*Attention, SAT word inventors: the English language is sorely lacking a word that means "a song stuck in my head." Please get cracking on it. Thank you. Also, this post apparently is leaning heavily on parenthetical asides, which I generally find disruptive to the flow of prose but was unable to lay off of tonight. My apologies.
It is now time to get back to one of the grandest, least commented upon traditions on this blog: overanalyzing pop music. I'm not entirely sure what drives me to obsessively hone in on every tiny little element I like and don't like in music, but it's there, it's not going away, so I just accept it and deal.
The result of this obsession and my unwillingness to fight it is that I am particularly vulnerable to song-stuck-in-headedness (again, need a nice, tight vocab word to express this phrase more naturally. The College Board, this is where you can give back after taking so, so much.) As I have so much experience with the phenomenon, I am working on a taxonomy of songs stuck in the head. It is still a work in progress, but I thought I'd give you a few archetypes I have experienced lately:
1. Songs you'd rather not admit you know all the words to: Singing, humming, bobbing, or mild dancing is never acceptable in public and already subjects the person to more than their fair share of public scorn. "Look at that rube," the public thinks, "singing and dancing and humming as if he enjoys music. Who enjoys music these days? What's up with that?" I generally find this baffling and chalk it up to people's primal urge to destroy anyone that they perceive might be having more fun than them (see also: war on drugs, war on sex, and basically wars in general). This public scorn is and should be intensified if the person is mouthing all of the words to "Always" by Erasure, for example. This is the most dreaded type of song to get stuck in your head.
2. Songs you only know the chorus to or songs with very few lyrics: Another deadly category, this applies mostly to catchy songs with choruses that are repeated a zillion times in its 3 minute duration, leaving you with only enough to repeat a tiny song fragment periodically for all of eternity, or at least the afternoon. It's the aural equivalent of Chinese Water Torture. It's annoying for the person with it stuck in their head, but truly pity their poor, poor coworkers who have to spend every second of the 30 minute van ride listening to them sing the chorus to "Private Eyes" or "Turn to Stone" endlessly. "I Got My Mind Set On You" fits the bill as well.
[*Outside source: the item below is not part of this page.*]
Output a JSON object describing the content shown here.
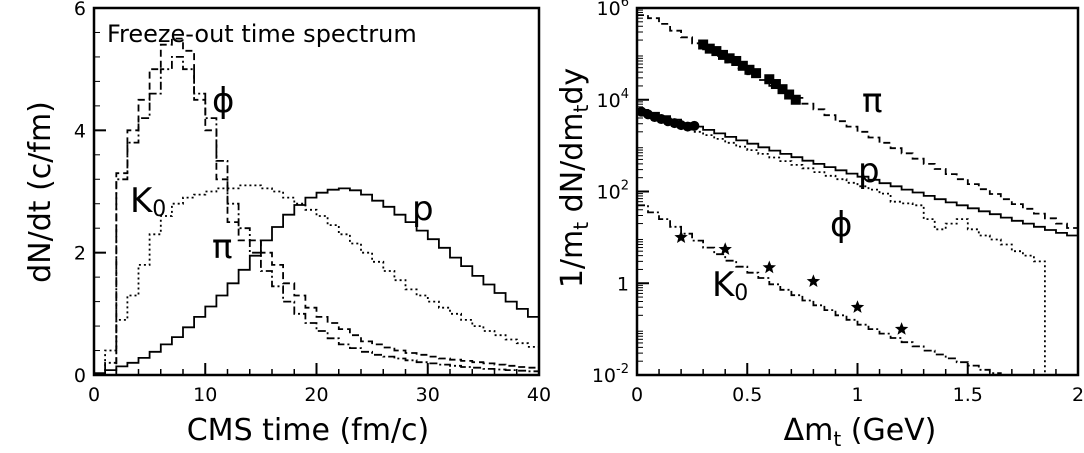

3. Songs with no words at all: "Walk, Don't Run" and "Classical Gas" just aren't the same when they're whistled.
4. Songs no one else has ever heard of: "It's 'Cruel To Be Kind.'" "No, Nick Lowe." "Sometime in the early seventies, I think." "Yes, I'm aware you weren't born then; I wasn't either, but I still know it." "Seriously, what is weird about this? It was a hit song. It plays on the radio. It's pop culture. I shouldn't have to explain any of this."
5. Songs that you cannot sing out loud in public: Either the lyrics are incredibly offensive or completely gender inappropriate. This happened to me today. On the way to a department wide meeting, the insidious bastards at G101.3 decided to play "Hips Don't Lie." I know enough of it to sing through a bit, but something is lost when I sing Shakira's part, and I'm reasonably sure that directing any of my coworkers to keep on reading the signs of my body is a recipe for all kinds of trouble. This category also applies to Christmas songs when it isn't Christmas season.